Maside Ocak a déclaré que Hanife Yıldız, la mère sans nouvelles de son fils, avait saisi les parquets de Bornova et de Gebze. Elle a ajouté : « Bien qu’aucun témoin n’ait vu Murat Yıldız sauter du ferry lors du procès, le tribunal a fondé son jugement sur les déclarations des policiers accusés. Au terme de cinq ans de procès, ces derniers ont été condamnés à une amende symbolique de 1 lire et 18 kuruş (soit l’équivalent de 1 lire et 18 kuruş aujourd’hui) pour ‘négligence’. Loin de rétablir la justice, cette décision a renforcé le sentiment d’impunité. En 2015, Gülseren Yoleri, avocate de l’IHD, a demandé au parquet de Gebze l’ouverture d’une nouvelle enquête. Celle-ci a été classée sans suite deux ans plus tard. Par la suite, le recours a également été rejeté. Suite à cela, une requête individuelle a été déposée devant la Cour constitutionnelle. »
 
Soulignant que la justice n’est pas un simple jugement, mais un processus qui apaise les consciences et restaure la confiance dans l’État de droit, Maside Ocak a poursuivi : « L’enquête et les poursuites relatives à la disparition de Murat Yıldız en détention ont failli à cette mission.

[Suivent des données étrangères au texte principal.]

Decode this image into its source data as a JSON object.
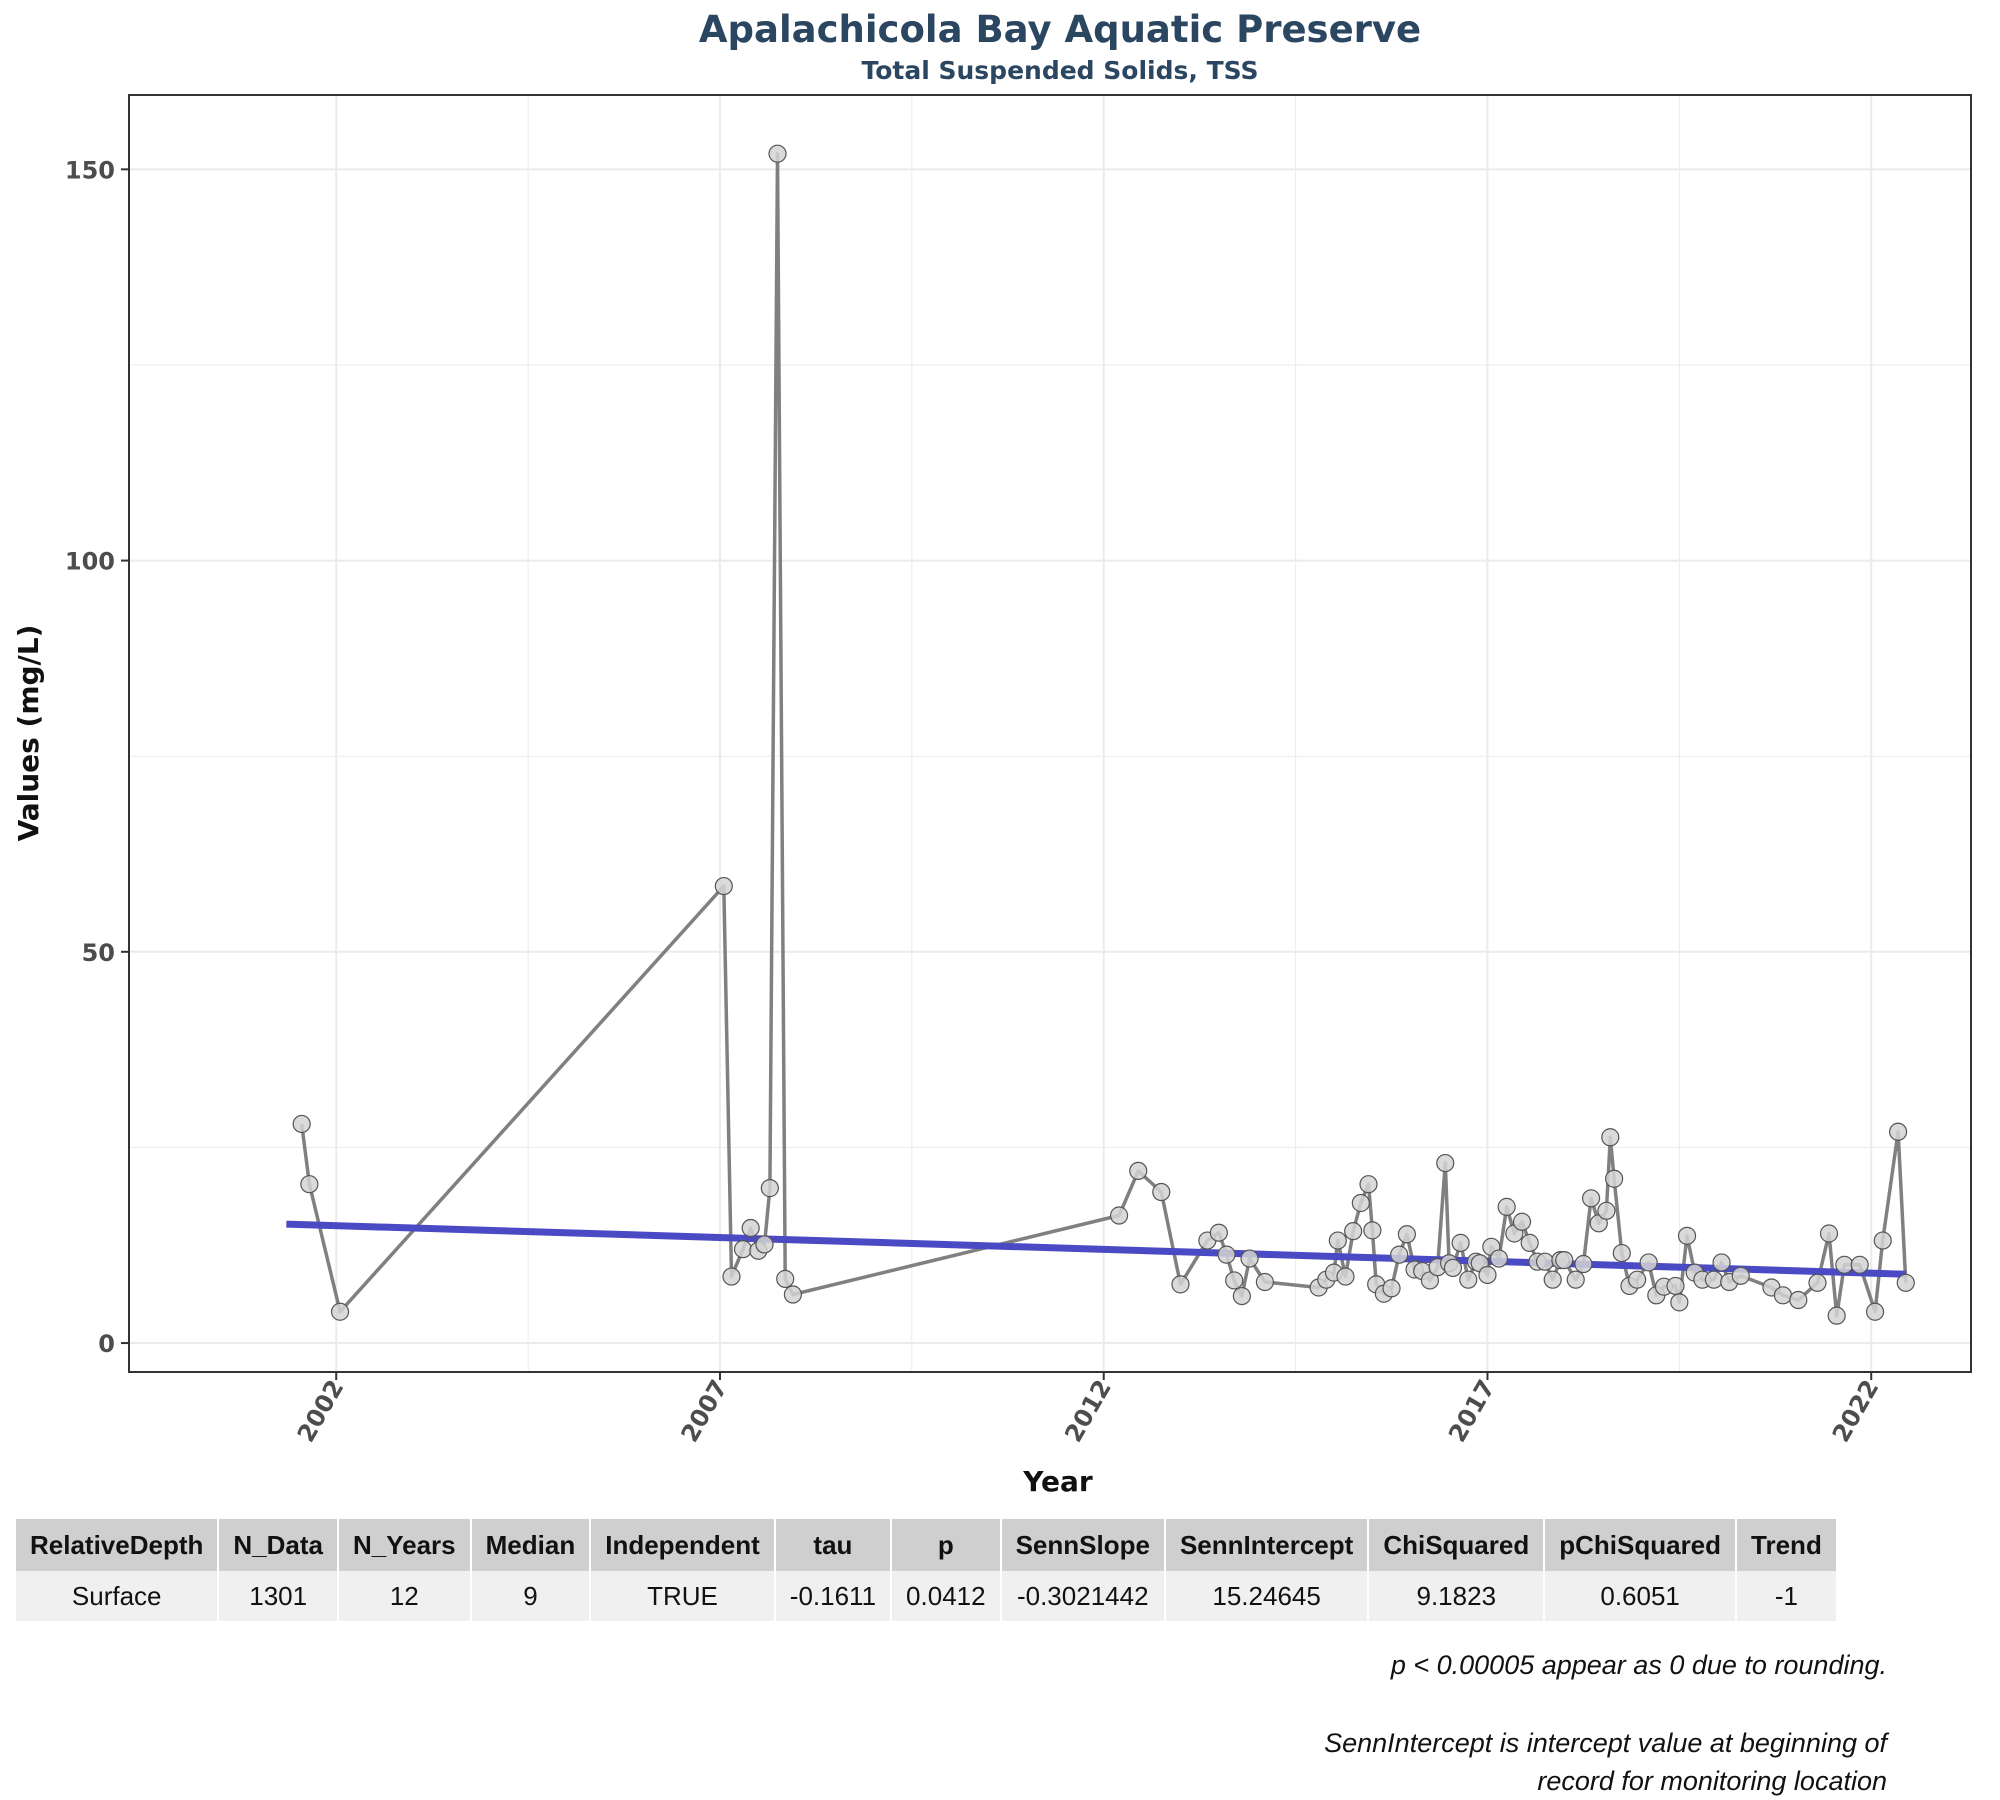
{
  "header": {
    "title": "Apalachicola Bay Aquatic Preserve",
    "subtitle": "Total Suspended Solids, TSS"
  },
  "chart_data": {
    "type": "line",
    "title": "Apalachicola Bay Aquatic Preserve",
    "subtitle": "Total Suspended Solids, TSS",
    "xlabel": "Year",
    "ylabel": "Values (mg/L)",
    "xlim": [
      1999.3,
      2023.3
    ],
    "ylim": [
      -3.7,
      159.5
    ],
    "xticks": [
      2002,
      2007,
      2012,
      2017,
      2022
    ],
    "yticks": [
      0,
      50,
      100,
      150
    ],
    "grid": true,
    "legend": "none",
    "colors": {
      "series": "#808080",
      "point_fill": "#d3d3d3",
      "point_stroke": "#555555",
      "trend": "#4a4ac4",
      "grid": "#ebebeb",
      "panel_border": "#333333"
    },
    "series": [
      {
        "x": [
          2001.55,
          2001.65,
          2002.05,
          2007.05,
          2007.15,
          2007.3,
          2007.4,
          2007.5,
          2007.58,
          2007.65,
          2007.75,
          2007.85,
          2007.95,
          2012.2,
          2012.45,
          2012.75,
          2013.0,
          2013.35,
          2013.5,
          2013.6,
          2013.7,
          2013.8,
          2013.9,
          2014.1,
          2014.8,
          2014.9,
          2015.0,
          2015.05,
          2015.15,
          2015.25,
          2015.35,
          2015.45,
          2015.5,
          2015.55,
          2015.65,
          2015.75,
          2015.85,
          2015.95,
          2016.05,
          2016.15,
          2016.25,
          2016.35,
          2016.45,
          2016.5,
          2016.55,
          2016.65,
          2016.75,
          2016.85,
          2016.9,
          2017.0,
          2017.05,
          2017.15,
          2017.25,
          2017.35,
          2017.45,
          2017.55,
          2017.65,
          2017.75,
          2017.85,
          2017.95,
          2018.0,
          2018.15,
          2018.25,
          2018.35,
          2018.45,
          2018.55,
          2018.6,
          2018.65,
          2018.75,
          2018.85,
          2018.95,
          2019.1,
          2019.2,
          2019.3,
          2019.45,
          2019.5,
          2019.6,
          2019.7,
          2019.8,
          2019.95,
          2020.05,
          2020.15,
          2020.3,
          2020.7,
          2020.85,
          2021.05,
          2021.3,
          2021.45,
          2021.55,
          2021.65,
          2021.85,
          2022.05,
          2022.15,
          2022.35,
          2022.45
        ],
        "y": [
          28,
          20.3,
          4,
          58.4,
          8.5,
          12,
          14.7,
          11.8,
          12.6,
          19.8,
          152,
          8.2,
          6.2,
          16.3,
          22,
          19.3,
          7.5,
          13.1,
          14.1,
          11.3,
          8,
          6,
          10.8,
          7.8,
          7.1,
          8.1,
          9,
          13.1,
          8.5,
          14.3,
          17.9,
          20.3,
          14.4,
          7.5,
          6.3,
          7,
          11.3,
          13.9,
          9.4,
          9.2,
          8,
          9.7,
          23,
          10.2,
          9.6,
          12.8,
          8.1,
          10.4,
          10.2,
          8.7,
          12.3,
          10.8,
          17.4,
          14,
          15.5,
          12.8,
          10.4,
          10.4,
          8.1,
          10.6,
          10.6,
          8.1,
          10.1,
          18.5,
          15.3,
          16.9,
          26.3,
          21,
          11.5,
          7.3,
          8.1,
          10.3,
          6.1,
          7.2,
          7.3,
          5.2,
          13.7,
          9,
          8.1,
          8.1,
          10.3,
          7.8,
          8.6,
          7.1,
          6.1,
          5.5,
          7.7,
          14,
          3.5,
          10,
          10,
          4,
          13.1,
          27,
          7.7
        ]
      }
    ],
    "trend_line": {
      "x": [
        2001.35,
        2022.45
      ],
      "y": [
        15.2,
        8.8
      ]
    }
  },
  "table": {
    "headers": [
      "RelativeDepth",
      "N_Data",
      "N_Years",
      "Median",
      "Independent",
      "tau",
      "p",
      "SennSlope",
      "SennIntercept",
      "ChiSquared",
      "pChiSquared",
      "Trend"
    ],
    "rows": [
      [
        "Surface",
        "1301",
        "12",
        "9",
        "TRUE",
        "-0.1611",
        "0.0412",
        "-0.3021442",
        "15.24645",
        "9.1823",
        "0.6051",
        "-1"
      ]
    ]
  },
  "notes": {
    "rounding": "p < 0.00005 appear as 0 due to rounding.",
    "intercept_line1": "SennIntercept is intercept value at beginning of",
    "intercept_line2": "record for monitoring location"
  }
}
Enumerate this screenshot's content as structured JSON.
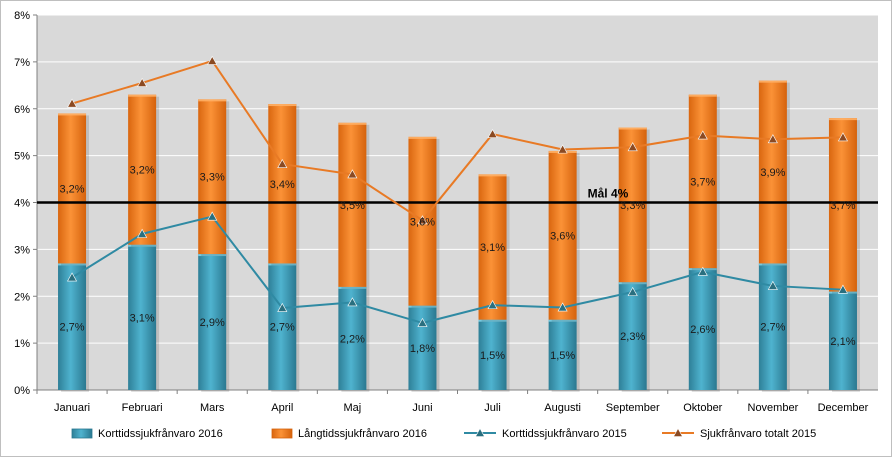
{
  "chart_data": {
    "type": "bar",
    "stacked": true,
    "categories": [
      "Januari",
      "Februari",
      "Mars",
      "April",
      "Maj",
      "Juni",
      "Juli",
      "Augusti",
      "September",
      "Oktober",
      "November",
      "December"
    ],
    "ylim": [
      0,
      8
    ],
    "yticks": [
      "0%",
      "1%",
      "2%",
      "3%",
      "4%",
      "5%",
      "6%",
      "7%",
      "8%"
    ],
    "grid": true,
    "legend_position": "bottom",
    "bar_series": [
      {
        "name": "Korttidssjukfrånvaro 2016",
        "color": "#3a98b3",
        "values": [
          2.7,
          3.1,
          2.9,
          2.7,
          2.2,
          1.8,
          1.5,
          1.5,
          2.3,
          2.6,
          2.7,
          2.1
        ],
        "labels": [
          "2,7%",
          "3,1%",
          "2,9%",
          "2,7%",
          "2,2%",
          "1,8%",
          "1,5%",
          "1,5%",
          "2,3%",
          "2,6%",
          "2,7%",
          "2,1%"
        ]
      },
      {
        "name": "Långtidssjukfrånvaro 2016",
        "color": "#f07d1a",
        "values": [
          3.2,
          3.2,
          3.3,
          3.4,
          3.5,
          3.6,
          3.1,
          3.6,
          3.3,
          3.7,
          3.9,
          3.7
        ],
        "labels": [
          "3,2%",
          "3,2%",
          "3,3%",
          "3,4%",
          "3,5%",
          "3,6%",
          "3,1%",
          "3,6%",
          "3,3%",
          "3,7%",
          "3,9%",
          "3,7%"
        ]
      }
    ],
    "line_series": [
      {
        "name": "Korttidssjukfrånvaro 2015",
        "color": "#2f8aa3",
        "marker_color": "#2a6f7f",
        "values": [
          2.4,
          3.33,
          3.7,
          1.75,
          1.87,
          1.43,
          1.81,
          1.76,
          2.09,
          2.52,
          2.22,
          2.14
        ]
      },
      {
        "name": "Sjukfrånvaro totalt 2015",
        "color": "#e87a25",
        "marker_color": "#8b4a22",
        "values": [
          6.11,
          6.55,
          7.02,
          4.82,
          4.6,
          3.62,
          5.46,
          5.13,
          5.18,
          5.43,
          5.35,
          5.39
        ]
      }
    ],
    "target_line": {
      "value": 4,
      "label": "Mål 4%",
      "color": "#000000"
    },
    "plot_background": "#d9d9d9",
    "grid_color": "#ffffff"
  }
}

À l’occasion du 31e anniversaire de sa disparition, nous appelons les autorités judiciaires à mener une enquête efficace et indépendante, conformément à leurs obligations constitutionnelles et internationales, sans invoquer la prescription. Quelles que soient les années qui passent, nous continuerons d’exiger justice pour Murat Yıldız et tous nos proches disparus, et nous rappellerons à l’État son obligation d’agir conformément aux normes juridiques universelles. »

 

Depuis plus de 30 ans, les mères du samedi demandent justice pour leurs disparu.e.s
 
Le samedi 27 mai 1995, les Mères du Samedi (en kurde: Dayikên Şemiyê, en turc: Cumartesi Anneleri) descendaient pour la première fois sur la place Galatasaray, à Istanbul, pour exiger la fin des disparitions forcées et demander qu’on leur rende leurs proches portés disparus.
 
Les « mères du samedi » reprochent à l’État turc de ne pas avoir enquêté sérieusement pour établir la vérité sur ceux qui ont disparu après leur mise en détention par les autorités turques.
 
Selon l’Association des droits de l’Homme (IHD), entre 1992 et 1996, 792 disparitions forcés et meurtres (de journalistes, syndicalistes, médecins, enseignants, enfants ou simples paysans) par l’État ont été signalés dans les régions kurdes de Turquie.